Using the template shown below, follow/model the following:
- Show students that the center represents the location closest to where they live (i.e neighborhood) and subsequent circles moving outward represent increasing distances from their home: community, city, country, world.
- In the innermost circle, model for students how to generate places in their neighborhood they enjoy going to and are linked to a memory; e.g, local park, hockey arena, skate park, local diner, variety store, etc.
- Have students generate ideas for other destinations. Whether students have first-hand knowledge and experience traveling to a particular destination or need time to investigate and research a dream location, writing about a place opens up a world of endless landscapes and adventures.

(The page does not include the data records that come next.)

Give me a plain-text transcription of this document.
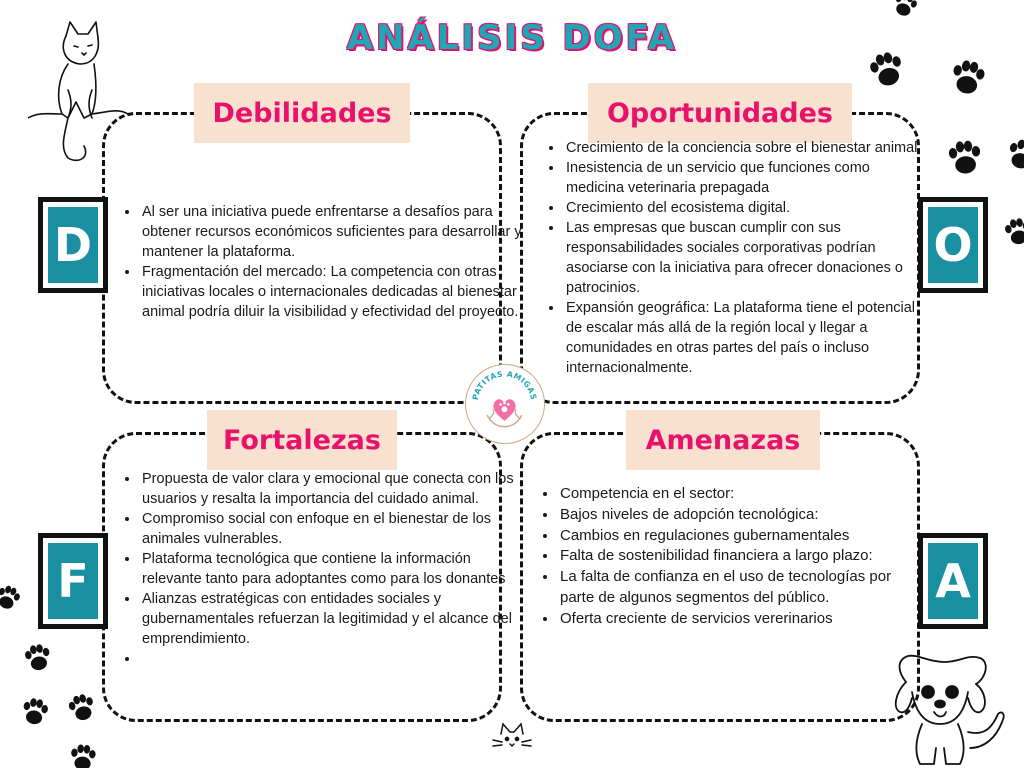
ANÁLISIS DOFA
Debilidades	Oportunidades
Fortalezas	Amenazas
D	O
F	A
• Al ser una iniciativa puede enfrentarse a desafíos para obtener recursos económicos suficientes para desarrollar y mantener la plataforma.
• Fragmentación del mercado: La competencia con otras iniciativas locales o internacionales dedicadas al bienestar animal podría diluir la visibilidad y efectividad del proyecto.
• Crecimiento de la conciencia sobre el bienestar animal
• Inesistencia de un servicio que funciones como medicina veterinaria prepagada
• Crecimiento del ecosistema digital.
• Las empresas que buscan cumplir con sus responsabilidades sociales corporativas podrían asociarse con la iniciativa para ofrecer donaciones o patrocinios.
• Expansión geográfica: La plataforma tiene el potencial de escalar más allá de la región local y llegar a comunidades en otras partes del país o incluso internacionalmente.
• Propuesta de valor clara y emocional que conecta con los usuarios y resalta la importancia del cuidado animal.
• Compromiso social con enfoque en el bienestar de los animales vulnerables.
• Plataforma tecnológica que contiene la información relevante tanto para adoptantes como para los donantes
• Alianzas estratégicas con entidades sociales y gubernamentales refuerzan la legitimidad y el alcance del emprendimiento.
•
• Competencia en el sector:
• Bajos niveles de adopción tecnológica:
• Cambios en regulaciones gubernamentales
• Falta de sostenibilidad financiera a largo plazo:
• La falta de confianza en el uso de tecnologías por parte de algunos segmentos del público.
• Oferta creciente de servicios vererinarios
PATITAS AMIGAS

- Once students have generated ideas for each circle, have them share some of the locales and tell the class about an adventure they had there, or an adventure they dream of having.
This activity will surely generate some great writing topics, but activities like these do so much more. They connect student’s writing to their world outside of school, they let us better know our students, and they build an authentic writing community with the sharing of ideas.
This is just one activity from this amazing resource, and we recommend Cultivating Writers to every teacher of writing who believes as these authors do that: “We have the responsibility, the obligation, and the duty to create an environment in which kids flourish into writers who have the skill and the will.”